Various MR techniques (e.g., contrast enhancement, time-of-flight, phase contrast, black blood, steady-state free precession) that can provide illustration of blood vessels are available.

Hardware developments, such as more rapid and stronger gradients systems and the availability of multicoil receiver systems, together with novel acquisition schemes such as parallel imaging, have led to significantly accelerated MRA scans.

Optimized MRA protocol development requires an understanding of the tradeoffs regarding anatomic coverage, spatial and temporal resolution, and signal-to-noise ratio.

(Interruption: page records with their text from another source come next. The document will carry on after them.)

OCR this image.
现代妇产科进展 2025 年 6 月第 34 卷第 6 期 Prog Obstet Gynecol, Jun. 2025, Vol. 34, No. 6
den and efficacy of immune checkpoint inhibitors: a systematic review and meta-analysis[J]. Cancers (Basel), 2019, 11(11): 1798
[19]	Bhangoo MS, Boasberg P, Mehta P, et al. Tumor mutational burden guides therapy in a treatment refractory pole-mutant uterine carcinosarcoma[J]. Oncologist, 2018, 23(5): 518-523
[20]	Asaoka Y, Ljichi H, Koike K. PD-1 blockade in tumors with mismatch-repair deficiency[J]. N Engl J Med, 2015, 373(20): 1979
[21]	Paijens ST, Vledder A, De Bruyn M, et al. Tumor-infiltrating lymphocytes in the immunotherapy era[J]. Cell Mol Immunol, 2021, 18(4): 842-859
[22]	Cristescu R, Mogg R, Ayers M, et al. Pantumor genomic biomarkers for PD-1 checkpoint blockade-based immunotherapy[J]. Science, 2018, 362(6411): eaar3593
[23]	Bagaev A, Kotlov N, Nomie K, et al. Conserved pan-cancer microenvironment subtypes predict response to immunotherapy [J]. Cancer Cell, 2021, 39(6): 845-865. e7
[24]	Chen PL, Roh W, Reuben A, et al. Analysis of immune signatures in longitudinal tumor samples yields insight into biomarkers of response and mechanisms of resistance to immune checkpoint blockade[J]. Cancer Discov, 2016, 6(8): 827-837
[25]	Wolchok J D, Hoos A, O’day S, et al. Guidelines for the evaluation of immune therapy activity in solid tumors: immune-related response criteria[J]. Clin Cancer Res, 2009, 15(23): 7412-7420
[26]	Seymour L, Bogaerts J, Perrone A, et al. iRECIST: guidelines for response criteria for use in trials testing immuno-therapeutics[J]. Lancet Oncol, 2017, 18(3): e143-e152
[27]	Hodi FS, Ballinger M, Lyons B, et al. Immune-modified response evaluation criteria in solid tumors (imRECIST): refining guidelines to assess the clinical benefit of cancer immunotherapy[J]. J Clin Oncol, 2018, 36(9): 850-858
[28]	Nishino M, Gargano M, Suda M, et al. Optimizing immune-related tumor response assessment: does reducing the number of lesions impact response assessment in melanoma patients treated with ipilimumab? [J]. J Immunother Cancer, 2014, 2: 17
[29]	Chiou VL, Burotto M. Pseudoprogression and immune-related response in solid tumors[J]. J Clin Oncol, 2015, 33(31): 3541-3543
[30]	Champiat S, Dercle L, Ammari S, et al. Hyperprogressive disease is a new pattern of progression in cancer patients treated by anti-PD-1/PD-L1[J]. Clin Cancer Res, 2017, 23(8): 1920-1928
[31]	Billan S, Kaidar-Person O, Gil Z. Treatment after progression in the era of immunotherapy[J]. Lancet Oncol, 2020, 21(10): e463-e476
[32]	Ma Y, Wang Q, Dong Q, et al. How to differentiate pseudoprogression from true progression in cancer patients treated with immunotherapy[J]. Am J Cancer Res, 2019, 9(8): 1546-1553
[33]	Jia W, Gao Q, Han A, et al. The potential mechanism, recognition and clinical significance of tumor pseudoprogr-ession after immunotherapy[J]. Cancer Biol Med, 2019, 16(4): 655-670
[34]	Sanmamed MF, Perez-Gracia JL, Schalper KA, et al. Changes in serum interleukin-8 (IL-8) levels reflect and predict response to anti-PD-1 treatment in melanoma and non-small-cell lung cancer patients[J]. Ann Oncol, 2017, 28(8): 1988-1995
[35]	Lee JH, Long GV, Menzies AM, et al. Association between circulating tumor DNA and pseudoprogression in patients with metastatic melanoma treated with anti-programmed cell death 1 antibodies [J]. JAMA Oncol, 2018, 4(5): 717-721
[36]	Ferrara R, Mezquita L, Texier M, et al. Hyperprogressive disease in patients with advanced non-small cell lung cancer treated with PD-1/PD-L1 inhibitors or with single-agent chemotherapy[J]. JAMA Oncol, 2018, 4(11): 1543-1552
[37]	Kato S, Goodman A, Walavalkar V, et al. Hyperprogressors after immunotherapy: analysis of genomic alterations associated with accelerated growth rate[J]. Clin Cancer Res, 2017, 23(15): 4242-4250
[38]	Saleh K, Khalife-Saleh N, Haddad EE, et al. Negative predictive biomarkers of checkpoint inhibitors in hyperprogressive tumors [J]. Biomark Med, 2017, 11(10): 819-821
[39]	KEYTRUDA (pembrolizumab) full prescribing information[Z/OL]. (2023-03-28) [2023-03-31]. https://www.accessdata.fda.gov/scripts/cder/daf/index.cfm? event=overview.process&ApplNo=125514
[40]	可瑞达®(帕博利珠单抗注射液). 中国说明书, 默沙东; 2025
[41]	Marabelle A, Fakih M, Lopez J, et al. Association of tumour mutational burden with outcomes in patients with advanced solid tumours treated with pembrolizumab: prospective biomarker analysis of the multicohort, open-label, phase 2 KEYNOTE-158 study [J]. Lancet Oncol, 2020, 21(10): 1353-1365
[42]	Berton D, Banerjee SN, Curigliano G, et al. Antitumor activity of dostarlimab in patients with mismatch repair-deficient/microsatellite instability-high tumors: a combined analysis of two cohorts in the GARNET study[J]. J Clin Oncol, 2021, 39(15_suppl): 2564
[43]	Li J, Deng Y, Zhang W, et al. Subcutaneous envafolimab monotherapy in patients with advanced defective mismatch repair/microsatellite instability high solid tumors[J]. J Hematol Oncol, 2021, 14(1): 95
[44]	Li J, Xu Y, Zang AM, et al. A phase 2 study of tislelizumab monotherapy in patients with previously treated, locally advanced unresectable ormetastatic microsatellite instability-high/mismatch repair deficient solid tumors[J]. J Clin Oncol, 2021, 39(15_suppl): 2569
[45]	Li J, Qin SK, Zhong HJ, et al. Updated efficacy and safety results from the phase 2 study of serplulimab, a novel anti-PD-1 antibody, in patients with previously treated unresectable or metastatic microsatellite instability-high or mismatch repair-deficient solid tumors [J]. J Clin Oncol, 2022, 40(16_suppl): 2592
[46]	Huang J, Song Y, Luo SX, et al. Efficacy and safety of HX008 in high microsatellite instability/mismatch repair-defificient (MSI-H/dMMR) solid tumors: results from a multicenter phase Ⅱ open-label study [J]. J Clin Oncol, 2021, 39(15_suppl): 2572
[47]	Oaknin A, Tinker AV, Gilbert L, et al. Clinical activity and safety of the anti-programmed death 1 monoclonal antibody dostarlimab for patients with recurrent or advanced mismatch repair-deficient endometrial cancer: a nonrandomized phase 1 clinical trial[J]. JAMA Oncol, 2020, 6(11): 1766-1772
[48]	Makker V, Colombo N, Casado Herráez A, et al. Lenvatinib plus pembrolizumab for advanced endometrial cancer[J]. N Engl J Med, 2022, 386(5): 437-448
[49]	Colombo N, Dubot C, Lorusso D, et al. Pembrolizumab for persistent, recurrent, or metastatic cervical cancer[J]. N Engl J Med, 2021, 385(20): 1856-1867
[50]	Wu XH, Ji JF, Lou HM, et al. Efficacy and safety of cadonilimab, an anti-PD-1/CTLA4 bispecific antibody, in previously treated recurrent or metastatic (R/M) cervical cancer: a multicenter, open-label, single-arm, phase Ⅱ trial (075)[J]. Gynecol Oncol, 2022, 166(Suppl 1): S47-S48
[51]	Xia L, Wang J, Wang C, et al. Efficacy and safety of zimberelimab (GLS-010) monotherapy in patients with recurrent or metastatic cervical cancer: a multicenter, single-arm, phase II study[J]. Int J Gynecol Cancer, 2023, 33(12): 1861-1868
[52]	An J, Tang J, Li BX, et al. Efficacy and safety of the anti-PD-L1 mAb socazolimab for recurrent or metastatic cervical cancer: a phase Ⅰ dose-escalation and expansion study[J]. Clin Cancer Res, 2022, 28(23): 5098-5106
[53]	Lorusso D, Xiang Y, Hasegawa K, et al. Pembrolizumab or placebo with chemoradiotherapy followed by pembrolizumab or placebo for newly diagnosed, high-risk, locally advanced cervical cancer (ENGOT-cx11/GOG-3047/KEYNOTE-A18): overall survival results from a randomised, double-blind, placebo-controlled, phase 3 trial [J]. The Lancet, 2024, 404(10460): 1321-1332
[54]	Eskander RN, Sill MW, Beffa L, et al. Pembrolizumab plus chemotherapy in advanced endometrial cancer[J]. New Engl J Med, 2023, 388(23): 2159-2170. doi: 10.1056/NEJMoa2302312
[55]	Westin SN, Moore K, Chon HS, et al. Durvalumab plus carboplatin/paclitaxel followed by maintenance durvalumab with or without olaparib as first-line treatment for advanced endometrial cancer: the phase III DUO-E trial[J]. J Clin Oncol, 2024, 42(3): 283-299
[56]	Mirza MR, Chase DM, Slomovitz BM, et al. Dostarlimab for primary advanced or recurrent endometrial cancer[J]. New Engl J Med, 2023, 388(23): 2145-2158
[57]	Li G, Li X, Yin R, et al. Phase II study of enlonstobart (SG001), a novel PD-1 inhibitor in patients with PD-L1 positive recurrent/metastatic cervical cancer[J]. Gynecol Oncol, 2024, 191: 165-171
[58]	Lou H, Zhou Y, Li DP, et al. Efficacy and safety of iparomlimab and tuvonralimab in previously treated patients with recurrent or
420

Contrast-enhanced MRA is a widely used clinical technique that requires synchronization of the MRA image acquisition (notably the central k-space views) with the arrival of the contrast bolus into the target vascular bed.

TOF MRA relies on the inflow effect of flowing blood and is best suited for vessels with relatively straight trajectories, such as the carotid arteries or peripheral arteries.

Phase contrast MRA can provide quantitative flow measurements and directional information.